What are the key reasons someone should attend the Senior Engineering Manager course?
1 “There is some useful – and revealing – pre-course work, such as the emotional intelligence questionnaire and the Engineer 360 appraisal. Make sure you do them.”
2 “You will think about specific actions you can implement. For example, a mission statement for your department. That was really good.”
3 “You will speak with engineers who work in other sectors. I found that hugely beneficial. It was brilliant to be with people who had different influences and experiences.”
What’s been the impact?
“The course has given me validation of my abilities as a manager. Being among peers – who were experiencing similar issues and handling them in similar way – gave me confidence.
“The most difficult part of being a manager is when you have challenging individuals. On the course, we touched a lot on communication. People can become frustrated because they don’t feel informed about a situation. I’ve taken that on board and tried to relay information better – to let people make their own decisions and work freely.
“We learned about having different types of conversation. One of them was an asking conversation. That’s something that I’ve taken away and used. It’s a powerful tool: so instead of saying ‘That’s wrong’, you can say, ‘What could you have done differently?’ I have found that really useful.
“One thing that stood out was time management. It was suggested as a senior manager you should be splitting your time evenly three ways: one third doing tasks, one third focusing on the team and one third focusing on individuals. That resonated with me. With my background of having done the roles myself, I can fall back into getting involved in the detail. As a manager, I consciously need to pull back. I’ve been working on that since completing the course.”
Three pieces of advice you’d give future attendees
1 “When you are completing your pre-course assessment and the Engineer 360 exercise, be honest. Drop you guard. It will help during the actual course.”
2 “Go there prepared to talk about your own experiences, especially if there’s one area you want to improve on.”
3 “The more you interact with the other delegates, the more you will get out of it.”
“I’d like to do more courses. It was a very positive experience for me. I’m interested in Business Strategy for Engineering Managers, Leadership Practice and Managing Across Generations. I’m also looking at the New Engineering Manager course for my direct reports.

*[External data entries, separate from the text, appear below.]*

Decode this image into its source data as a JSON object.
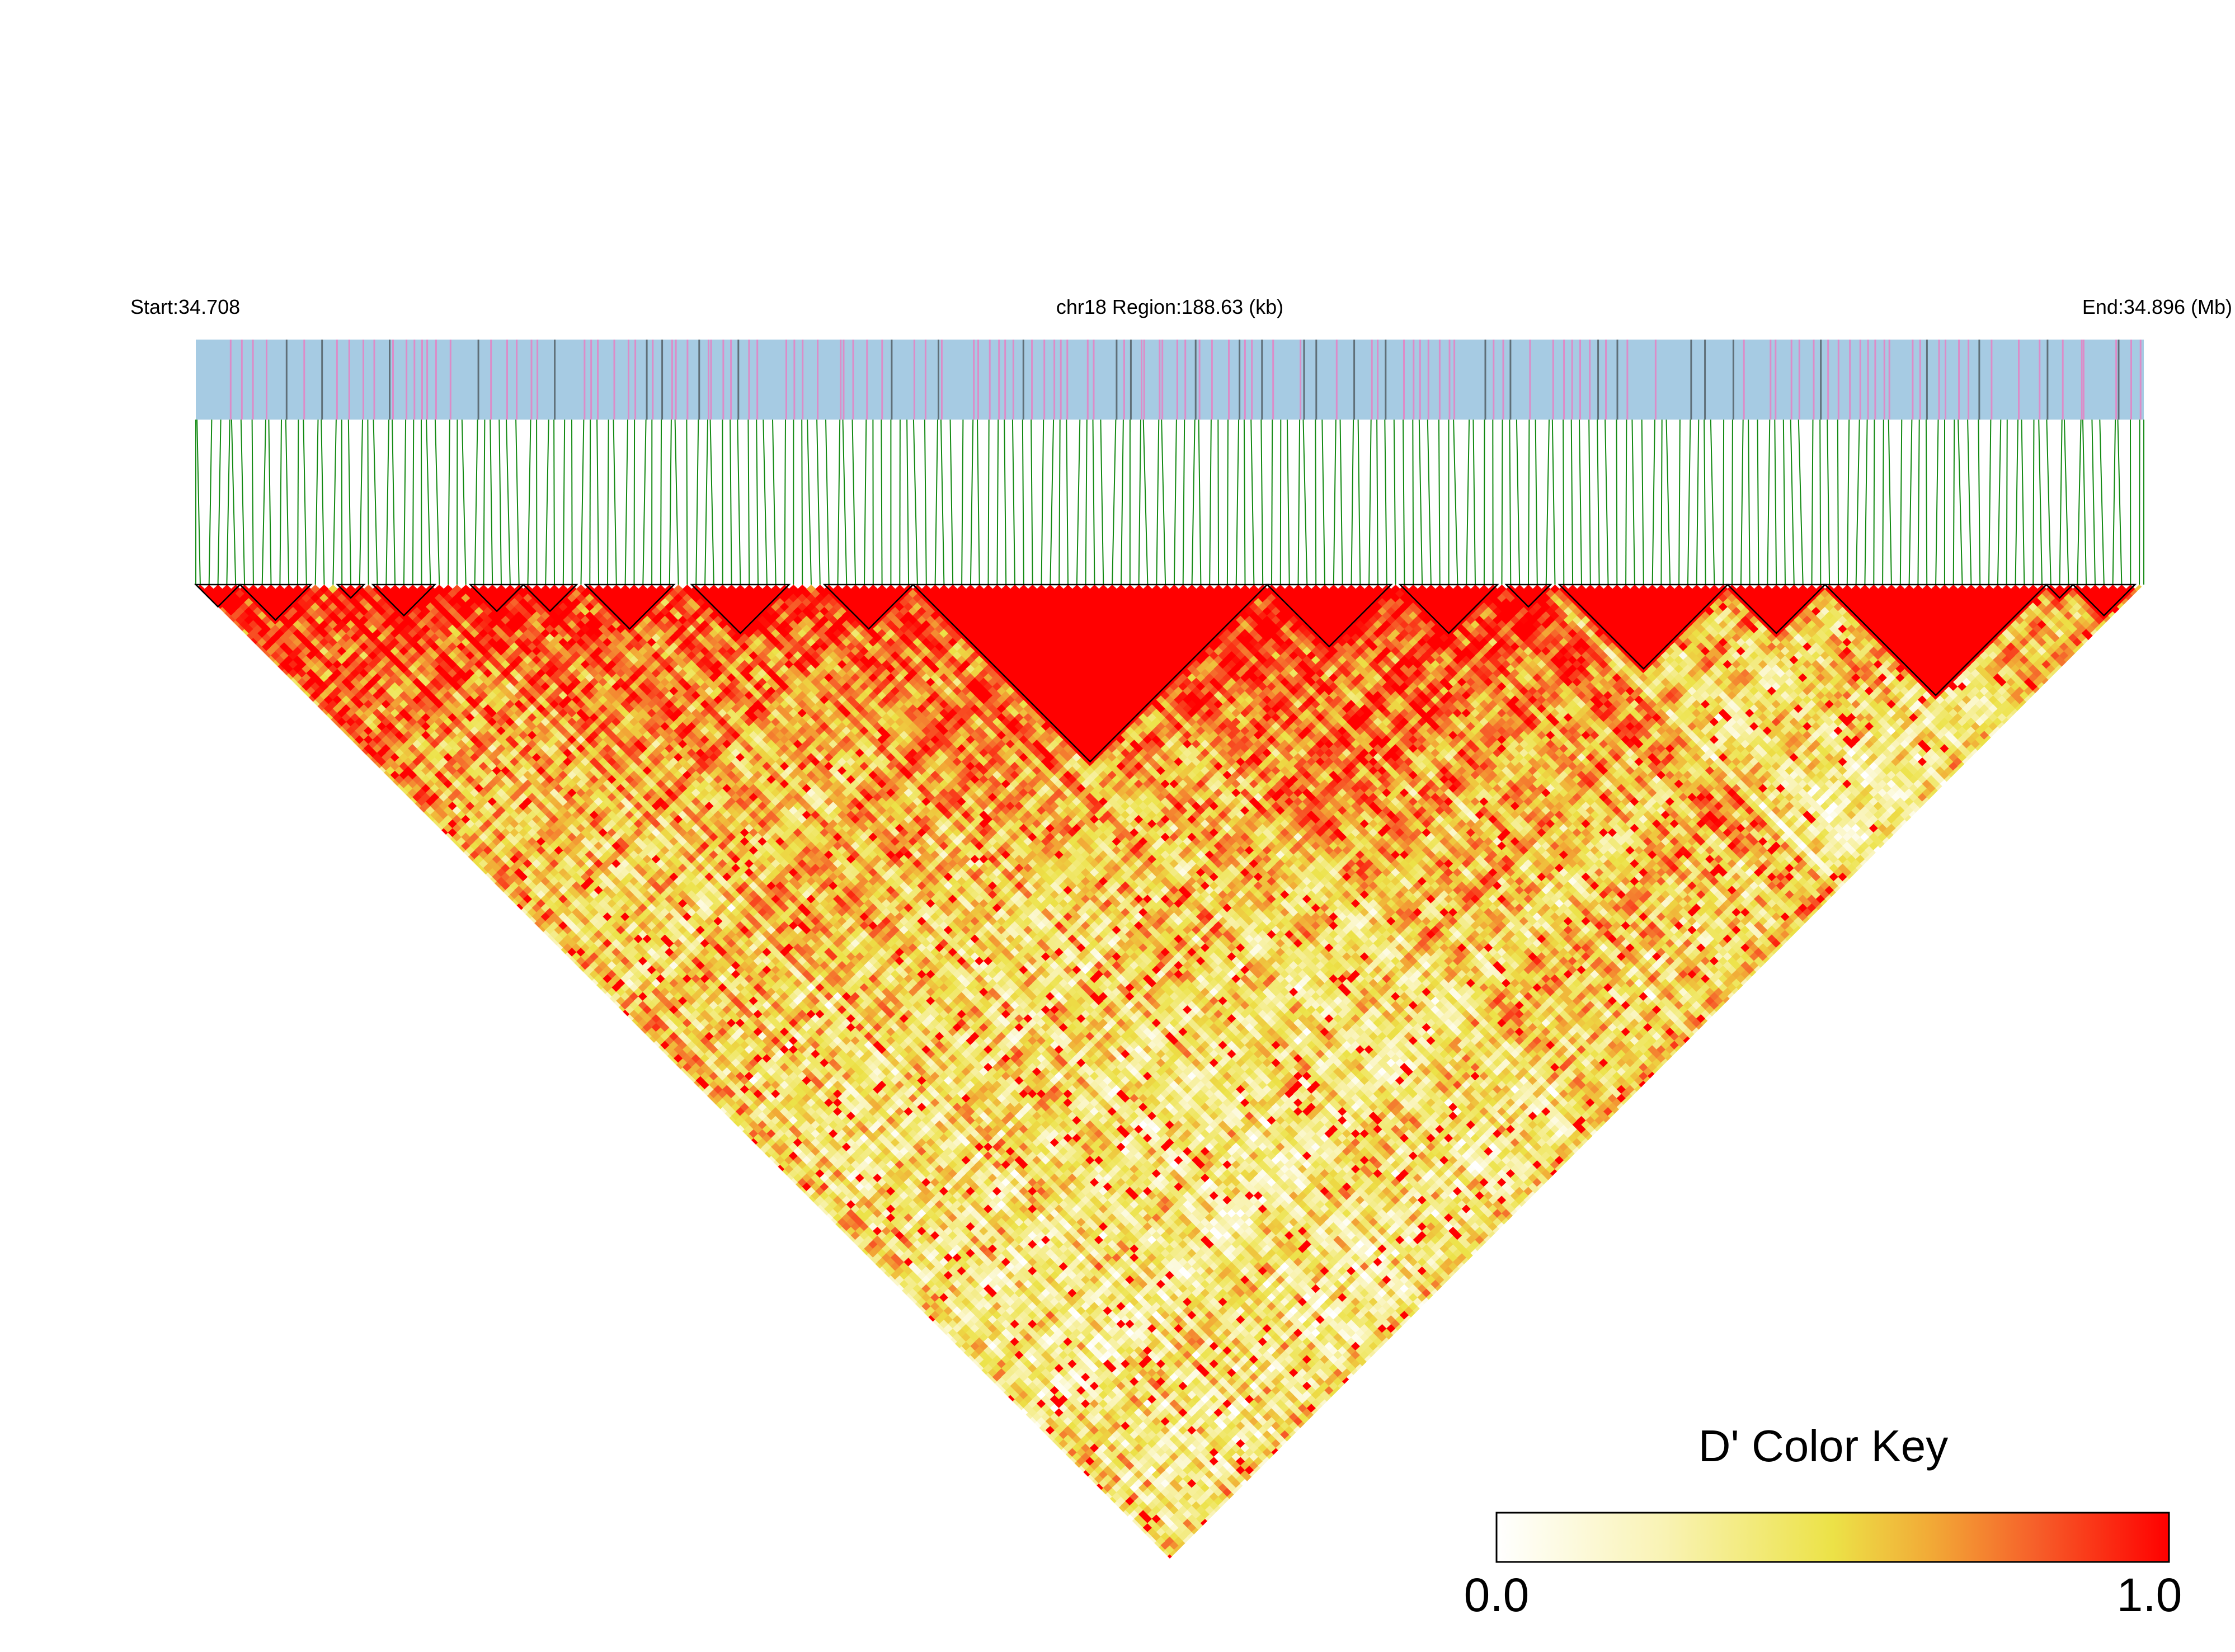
{
  "chart_data": {
    "type": "heatmap",
    "subtype": "ld-triangle",
    "header": {
      "start_label": "Start:34.708",
      "region_label": "chr18 Region:188.63 (kb)",
      "end_label": "End:34.896 (Mb)"
    },
    "chromosome": "chr18",
    "region_start_mb": 34.708,
    "region_end_mb": 34.896,
    "region_length_kb": 188.63,
    "measure": "D'",
    "snp_band_colors": {
      "background": "#a6cbe3",
      "pink": "#dc8cc8",
      "dark": "#5f6f78"
    },
    "connector_color": "#138a13",
    "block_outline_color": "#000000",
    "haplotype_blocks_mb": [
      [
        34.708,
        34.7125
      ],
      [
        34.7125,
        34.7195
      ],
      [
        34.7215,
        34.7245
      ],
      [
        34.7255,
        34.7315
      ],
      [
        34.7345,
        34.7395
      ],
      [
        34.7395,
        34.7445
      ],
      [
        34.7455,
        34.7545
      ],
      [
        34.7555,
        34.7655
      ],
      [
        34.7685,
        34.7775
      ],
      [
        34.7775,
        34.8115
      ],
      [
        34.8115,
        34.8235
      ],
      [
        34.8245,
        34.8335
      ],
      [
        34.8345,
        34.8385
      ],
      [
        34.8395,
        34.8555
      ],
      [
        34.8555,
        34.8655
      ],
      [
        34.8655,
        34.8865
      ],
      [
        34.8865,
        34.8895
      ],
      [
        34.8895,
        34.8955
      ]
    ],
    "color_key": {
      "title": "D' Color Key",
      "min_label": "0.0",
      "max_label": "1.0",
      "range": [
        0.0,
        1.0
      ],
      "stops": [
        {
          "value": 0.0,
          "color": "#ffffff"
        },
        {
          "value": 0.25,
          "color": "#f9f3b4"
        },
        {
          "value": 0.5,
          "color": "#ece247"
        },
        {
          "value": 0.65,
          "color": "#f2a836"
        },
        {
          "value": 0.8,
          "color": "#f6602a"
        },
        {
          "value": 1.0,
          "color": "#ff0000"
        }
      ]
    }
  }
}
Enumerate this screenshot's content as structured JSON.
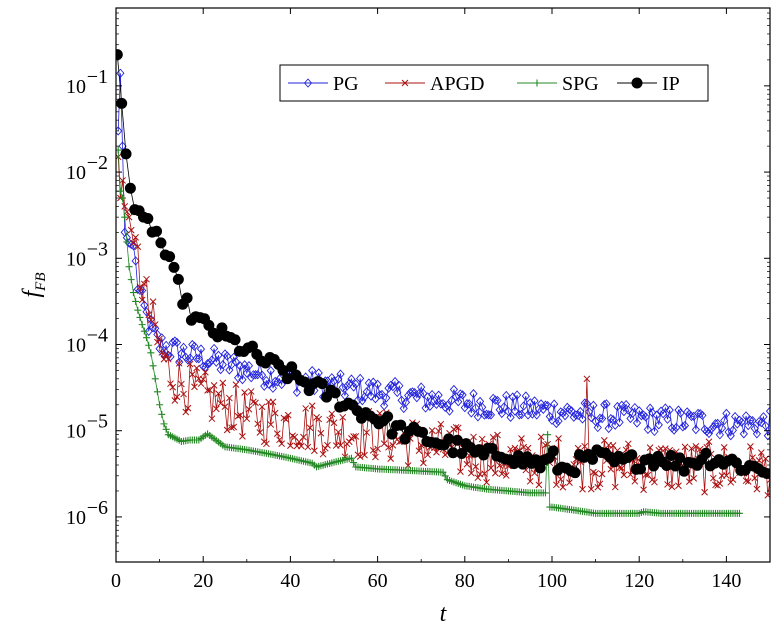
{
  "chart_data": {
    "type": "line",
    "title": "",
    "xlabel": "t",
    "ylabel_main": "f",
    "ylabel_sub": "FB",
    "xlim": [
      0,
      150
    ],
    "ylim": [
      3e-07,
      0.8
    ],
    "yscale": "log",
    "grid": false,
    "legend_position": "top-right",
    "x_ticks": [
      0,
      20,
      40,
      60,
      80,
      100,
      120,
      140
    ],
    "y_ticks": [
      {
        "value": 1e-06,
        "label": "10",
        "exp": "−6"
      },
      {
        "value": 1e-05,
        "label": "10",
        "exp": "−5"
      },
      {
        "value": 0.0001,
        "label": "10",
        "exp": "−4"
      },
      {
        "value": 0.001,
        "label": "10",
        "exp": "−3"
      },
      {
        "value": 0.01,
        "label": "10",
        "exp": "−2"
      },
      {
        "value": 0.1,
        "label": "10",
        "exp": "−1"
      }
    ],
    "series": [
      {
        "name": "PG",
        "color": "#2222dd",
        "marker": "diamond",
        "x": [
          0.5,
          1,
          1.5,
          2,
          3,
          4,
          5,
          6,
          8,
          10,
          12,
          15,
          20,
          25,
          30,
          40,
          50,
          60,
          70,
          80,
          90,
          100,
          110,
          120,
          130,
          140,
          150
        ],
        "y": [
          0.03,
          0.14,
          0.02,
          0.002,
          0.0015,
          0.0014,
          0.0005,
          0.0003,
          0.00015,
          0.0001,
          9e-05,
          8e-05,
          7e-05,
          6e-05,
          5e-05,
          4e-05,
          3.3e-05,
          2.8e-05,
          2.4e-05,
          2.1e-05,
          1.9e-05,
          1.7e-05,
          1.5e-05,
          1.4e-05,
          1.3e-05,
          1.2e-05,
          1.2e-05
        ],
        "noise": 0.15
      },
      {
        "name": "APGD",
        "color": "#aa1111",
        "marker": "cross",
        "x": [
          0.5,
          1,
          1.5,
          2,
          3,
          4,
          5,
          6,
          8,
          10,
          12,
          15,
          20,
          25,
          30,
          40,
          50,
          60,
          70,
          80,
          90,
          100,
          110,
          120,
          130,
          140,
          150
        ],
        "y": [
          0.015,
          0.005,
          0.008,
          0.004,
          0.003,
          0.0015,
          0.0009,
          0.0005,
          0.0002,
          9e-05,
          5e-05,
          3.5e-05,
          2.5e-05,
          2e-05,
          1.5e-05,
          1.2e-05,
          1e-05,
          9e-06,
          7e-06,
          5.5e-06,
          4.5e-06,
          4.5e-06,
          4e-06,
          4e-06,
          3.8e-06,
          3.7e-06,
          3.5e-06
        ],
        "noise": 0.3
      },
      {
        "name": "SPG",
        "color": "#228822",
        "marker": "plus",
        "x": [
          0.5,
          1,
          1.5,
          2,
          3,
          4,
          5,
          6,
          7,
          8,
          9,
          10,
          11,
          12,
          13,
          15,
          17,
          19,
          20,
          21,
          25,
          30,
          35,
          40,
          45,
          46,
          50,
          54,
          55,
          60,
          65,
          70,
          75,
          76,
          80,
          85,
          90,
          95,
          98.5,
          99,
          100,
          105,
          110,
          120,
          121,
          125,
          130,
          135,
          140,
          143
        ],
        "y": [
          0.018,
          0.006,
          0.005,
          0.003,
          0.0008,
          0.0004,
          0.00025,
          0.00017,
          0.00012,
          8e-05,
          4e-05,
          2e-05,
          1.2e-05,
          9e-06,
          8.5e-06,
          7.5e-06,
          7.8e-06,
          7.8e-06,
          8.5e-06,
          9.2e-06,
          6.5e-06,
          6e-06,
          5.4e-06,
          4.8e-06,
          4.2e-06,
          3.8e-06,
          4.3e-06,
          4.8e-06,
          3.8e-06,
          3.6e-06,
          3.5e-06,
          3.4e-06,
          3.3e-06,
          2.7e-06,
          2.3e-06,
          2.1e-06,
          2e-06,
          1.9e-06,
          1.9e-06,
          1.3e-06,
          1.3e-06,
          1.2e-06,
          1.1e-06,
          1.1e-06,
          1.15e-06,
          1.1e-06,
          1.1e-06,
          1.1e-06,
          1.1e-06,
          1.1e-06
        ],
        "noise": 0
      },
      {
        "name": "IP",
        "color": "#000000",
        "marker": "circle",
        "x": [
          0.3,
          0.8,
          1.2,
          1.6,
          2.2,
          3,
          4,
          5,
          6,
          7,
          8,
          9,
          10,
          11,
          12,
          13,
          14,
          15,
          16,
          17,
          18,
          20,
          25,
          30,
          35,
          40,
          45,
          50,
          55,
          60,
          65,
          70,
          75,
          80,
          85,
          88,
          90,
          92,
          95,
          98,
          100,
          102,
          105,
          110,
          115,
          120,
          125,
          130,
          135,
          140,
          145,
          150
        ],
        "y": [
          0.23,
          0.18,
          0.08,
          0.03,
          0.018,
          0.008,
          0.004,
          0.003,
          0.0025,
          0.0025,
          0.0025,
          0.002,
          0.0017,
          0.0012,
          0.0009,
          0.0007,
          0.0005,
          0.0004,
          0.0003,
          0.00024,
          0.0002,
          0.00017,
          0.00012,
          8.5e-05,
          6e-05,
          4.5e-05,
          3.3e-05,
          2.5e-05,
          1.8e-05,
          1.4e-05,
          1e-05,
          8.5e-06,
          7.2e-06,
          6e-06,
          5e-06,
          5.5e-06,
          5.8e-06,
          4.5e-06,
          4.5e-06,
          4e-06,
          5e-06,
          3.5e-06,
          4e-06,
          5e-06,
          4.2e-06,
          4.5e-06,
          5e-06,
          4e-06,
          5e-06,
          4.5e-06,
          3.8e-06,
          3.5e-06
        ],
        "noise": 0.1
      }
    ]
  }
}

“I am so grateful for the opportunities that I’ve had in my career, but prior to the course I thought that it was essential to have a Bachelor’s degree to become Incorporated and a Master’s degree to become Chartered. The trainer pointed out that in some instances, based on skills and experience, that wasn’t the case. I left the course thinking, ‘I really like this Institution and I want to be part of it.’ So, I’m going to see what my options are to become a member.”